Buechner has replaced top-level management and is spearheading the drive to create a cohesive company whose interests span household paint, pulp-bleaching chemicals and cosmetic ingredients. The 250 million euros in savings measures planned for this year are needed to make 2015 targets for margins and Akzo’s lagging return on sales, Buechner said.
“It looks like the company is slowly improving,” on an underlying earnings basis, Tom Muller, analyst at Theodoor Gilissen Bankiers, said.
Earnings before interest, taxes, depreciation and amortization of 208 million euros in the fourth quarter, met analsyts’ predictions.
Akzo shares climbed 3.1 percent to 54.57 euros as of 9:09 a.m. in the Dutch capital.

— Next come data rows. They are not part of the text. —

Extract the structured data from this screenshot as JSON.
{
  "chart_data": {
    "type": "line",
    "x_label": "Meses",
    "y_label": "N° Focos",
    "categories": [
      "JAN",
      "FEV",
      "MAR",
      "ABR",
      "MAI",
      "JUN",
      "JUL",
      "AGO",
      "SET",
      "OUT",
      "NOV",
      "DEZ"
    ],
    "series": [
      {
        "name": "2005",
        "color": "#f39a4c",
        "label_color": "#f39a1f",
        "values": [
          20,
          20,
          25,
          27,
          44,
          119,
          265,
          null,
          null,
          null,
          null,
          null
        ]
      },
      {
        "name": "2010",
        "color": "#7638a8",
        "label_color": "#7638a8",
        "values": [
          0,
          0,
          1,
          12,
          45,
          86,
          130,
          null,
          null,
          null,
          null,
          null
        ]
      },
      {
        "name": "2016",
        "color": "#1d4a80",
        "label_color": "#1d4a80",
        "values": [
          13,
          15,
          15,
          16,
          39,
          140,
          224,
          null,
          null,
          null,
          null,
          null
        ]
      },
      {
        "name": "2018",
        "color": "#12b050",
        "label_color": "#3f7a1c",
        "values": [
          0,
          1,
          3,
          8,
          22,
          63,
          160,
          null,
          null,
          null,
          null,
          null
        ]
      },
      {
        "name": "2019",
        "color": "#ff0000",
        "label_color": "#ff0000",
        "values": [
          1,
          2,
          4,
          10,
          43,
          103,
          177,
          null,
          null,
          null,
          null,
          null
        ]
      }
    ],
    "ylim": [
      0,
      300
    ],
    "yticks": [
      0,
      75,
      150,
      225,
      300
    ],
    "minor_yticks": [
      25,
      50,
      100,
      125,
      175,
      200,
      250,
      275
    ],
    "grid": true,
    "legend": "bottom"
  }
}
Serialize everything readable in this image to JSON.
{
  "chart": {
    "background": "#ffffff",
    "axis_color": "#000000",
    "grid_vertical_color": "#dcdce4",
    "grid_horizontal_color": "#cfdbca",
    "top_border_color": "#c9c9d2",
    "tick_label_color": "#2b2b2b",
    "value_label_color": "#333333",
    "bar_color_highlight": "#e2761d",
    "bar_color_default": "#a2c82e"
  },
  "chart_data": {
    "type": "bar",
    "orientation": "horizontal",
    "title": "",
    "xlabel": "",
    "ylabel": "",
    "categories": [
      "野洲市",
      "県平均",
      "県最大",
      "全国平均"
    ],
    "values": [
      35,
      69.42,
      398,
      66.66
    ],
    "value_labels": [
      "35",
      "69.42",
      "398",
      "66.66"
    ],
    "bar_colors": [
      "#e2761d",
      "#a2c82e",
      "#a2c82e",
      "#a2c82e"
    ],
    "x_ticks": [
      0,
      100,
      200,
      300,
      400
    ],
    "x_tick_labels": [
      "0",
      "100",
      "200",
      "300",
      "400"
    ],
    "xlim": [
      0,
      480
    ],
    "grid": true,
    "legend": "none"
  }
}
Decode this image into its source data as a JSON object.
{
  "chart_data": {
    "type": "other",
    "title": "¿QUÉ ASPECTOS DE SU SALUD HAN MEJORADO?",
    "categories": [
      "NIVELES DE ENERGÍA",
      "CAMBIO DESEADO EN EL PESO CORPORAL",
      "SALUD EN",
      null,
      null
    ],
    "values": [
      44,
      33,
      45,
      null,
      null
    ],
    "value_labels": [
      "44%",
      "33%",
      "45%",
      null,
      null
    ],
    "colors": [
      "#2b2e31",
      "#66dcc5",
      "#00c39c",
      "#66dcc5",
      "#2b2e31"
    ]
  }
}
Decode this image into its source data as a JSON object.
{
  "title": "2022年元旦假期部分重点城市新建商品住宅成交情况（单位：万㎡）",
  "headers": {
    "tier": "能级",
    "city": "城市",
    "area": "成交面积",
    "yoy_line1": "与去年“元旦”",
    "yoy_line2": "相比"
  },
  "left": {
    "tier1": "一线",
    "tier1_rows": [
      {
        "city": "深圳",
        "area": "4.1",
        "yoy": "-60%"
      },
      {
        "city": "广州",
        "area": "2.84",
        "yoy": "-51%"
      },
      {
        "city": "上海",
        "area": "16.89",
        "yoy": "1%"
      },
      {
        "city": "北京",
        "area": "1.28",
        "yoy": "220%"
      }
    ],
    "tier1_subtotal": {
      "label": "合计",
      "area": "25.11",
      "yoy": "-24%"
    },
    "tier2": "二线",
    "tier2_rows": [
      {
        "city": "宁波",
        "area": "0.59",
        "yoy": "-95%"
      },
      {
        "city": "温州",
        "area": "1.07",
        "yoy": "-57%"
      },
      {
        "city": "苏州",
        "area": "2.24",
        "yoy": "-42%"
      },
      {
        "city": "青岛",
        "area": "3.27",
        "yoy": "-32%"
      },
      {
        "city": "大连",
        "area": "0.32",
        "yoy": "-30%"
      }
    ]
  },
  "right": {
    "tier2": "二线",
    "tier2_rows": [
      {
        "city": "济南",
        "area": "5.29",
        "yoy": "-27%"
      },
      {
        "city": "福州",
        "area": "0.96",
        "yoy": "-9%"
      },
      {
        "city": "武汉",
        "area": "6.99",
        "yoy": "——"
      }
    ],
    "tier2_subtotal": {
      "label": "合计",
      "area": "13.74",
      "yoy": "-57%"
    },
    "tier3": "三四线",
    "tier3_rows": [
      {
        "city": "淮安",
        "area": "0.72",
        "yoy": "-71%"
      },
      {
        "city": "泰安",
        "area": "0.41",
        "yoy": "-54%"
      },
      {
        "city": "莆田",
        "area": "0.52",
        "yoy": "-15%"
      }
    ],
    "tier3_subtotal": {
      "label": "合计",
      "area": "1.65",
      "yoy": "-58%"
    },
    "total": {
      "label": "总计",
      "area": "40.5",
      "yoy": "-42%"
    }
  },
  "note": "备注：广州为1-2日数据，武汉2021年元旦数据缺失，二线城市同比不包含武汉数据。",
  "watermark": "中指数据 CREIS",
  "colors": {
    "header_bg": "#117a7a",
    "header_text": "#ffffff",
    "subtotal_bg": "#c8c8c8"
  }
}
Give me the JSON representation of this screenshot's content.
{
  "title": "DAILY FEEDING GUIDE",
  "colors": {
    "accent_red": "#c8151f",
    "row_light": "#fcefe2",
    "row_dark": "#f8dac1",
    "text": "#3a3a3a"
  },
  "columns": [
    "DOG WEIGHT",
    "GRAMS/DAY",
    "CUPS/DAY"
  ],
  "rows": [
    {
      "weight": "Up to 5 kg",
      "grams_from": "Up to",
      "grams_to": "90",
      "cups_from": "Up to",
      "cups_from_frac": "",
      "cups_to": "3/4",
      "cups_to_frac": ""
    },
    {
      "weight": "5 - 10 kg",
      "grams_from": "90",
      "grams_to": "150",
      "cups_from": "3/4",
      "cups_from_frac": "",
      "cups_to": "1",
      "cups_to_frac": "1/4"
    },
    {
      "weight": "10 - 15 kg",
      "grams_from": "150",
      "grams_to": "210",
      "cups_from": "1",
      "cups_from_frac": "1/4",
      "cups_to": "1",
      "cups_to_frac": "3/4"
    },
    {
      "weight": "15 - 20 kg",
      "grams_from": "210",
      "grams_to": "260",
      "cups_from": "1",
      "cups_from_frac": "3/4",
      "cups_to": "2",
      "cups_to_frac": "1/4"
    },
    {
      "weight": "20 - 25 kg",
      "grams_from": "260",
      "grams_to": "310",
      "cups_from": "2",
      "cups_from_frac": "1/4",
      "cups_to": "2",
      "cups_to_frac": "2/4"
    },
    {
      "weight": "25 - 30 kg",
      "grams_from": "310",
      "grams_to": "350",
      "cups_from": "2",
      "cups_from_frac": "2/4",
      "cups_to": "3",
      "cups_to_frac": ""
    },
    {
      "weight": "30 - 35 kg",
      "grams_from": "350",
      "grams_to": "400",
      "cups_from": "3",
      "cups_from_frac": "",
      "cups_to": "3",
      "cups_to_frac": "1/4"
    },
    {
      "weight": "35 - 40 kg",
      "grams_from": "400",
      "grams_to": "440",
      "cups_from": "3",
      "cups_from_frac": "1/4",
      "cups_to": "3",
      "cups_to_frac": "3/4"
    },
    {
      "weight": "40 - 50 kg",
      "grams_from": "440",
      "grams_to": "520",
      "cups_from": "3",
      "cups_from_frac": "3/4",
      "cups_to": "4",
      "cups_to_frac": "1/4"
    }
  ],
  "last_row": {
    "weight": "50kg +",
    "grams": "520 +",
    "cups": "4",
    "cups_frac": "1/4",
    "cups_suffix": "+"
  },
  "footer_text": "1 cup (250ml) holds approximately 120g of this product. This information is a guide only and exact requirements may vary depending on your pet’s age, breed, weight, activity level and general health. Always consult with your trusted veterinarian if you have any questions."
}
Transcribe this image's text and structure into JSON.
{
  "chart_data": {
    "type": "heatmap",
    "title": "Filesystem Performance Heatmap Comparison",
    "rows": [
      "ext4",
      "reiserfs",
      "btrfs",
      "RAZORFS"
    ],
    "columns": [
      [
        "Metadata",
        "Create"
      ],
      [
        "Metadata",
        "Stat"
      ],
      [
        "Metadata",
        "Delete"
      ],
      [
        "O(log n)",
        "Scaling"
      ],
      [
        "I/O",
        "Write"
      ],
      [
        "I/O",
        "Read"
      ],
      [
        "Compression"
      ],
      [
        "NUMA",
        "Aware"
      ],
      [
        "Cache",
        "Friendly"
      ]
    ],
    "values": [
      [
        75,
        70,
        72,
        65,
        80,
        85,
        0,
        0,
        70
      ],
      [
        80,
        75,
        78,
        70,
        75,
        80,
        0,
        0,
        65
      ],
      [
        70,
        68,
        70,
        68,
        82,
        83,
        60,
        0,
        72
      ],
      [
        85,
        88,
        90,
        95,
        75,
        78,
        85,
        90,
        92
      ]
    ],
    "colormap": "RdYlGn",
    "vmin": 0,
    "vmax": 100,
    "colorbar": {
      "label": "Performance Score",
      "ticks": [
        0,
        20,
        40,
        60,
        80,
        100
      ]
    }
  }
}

Buechner said he remains confident on reaching goals for next year. Last year’s restructuring led to an improvement in Akzo’s return on sales to 6.6 percent from 5.9 percent in 2012. The company is aiming for a 9 percent return.
Efficiency is the cornerstone for Buechner’s vision for the maker of Dulux paint after the $17 billion acquisition of Imperial Chemical Industries in 2008, and a global growth program under his predecessor, created a sprawling company with an inflated cost base. It’s also targeting a return on investment of 14 percent and a net debt to Ebitda ratio of below 2 percent by 2015.
Akzo also announced several changes to its supervisory board, and a return to eight seats from a current nine. Chairman Karel Vuursteen will leave after the annual general meeting after serving three full terms. Antony Burgmans, already member of the advisory board, is proposed as his successor. Peter Ellwood will leave the supervisory board after six years, to be replaced by Byron Grote.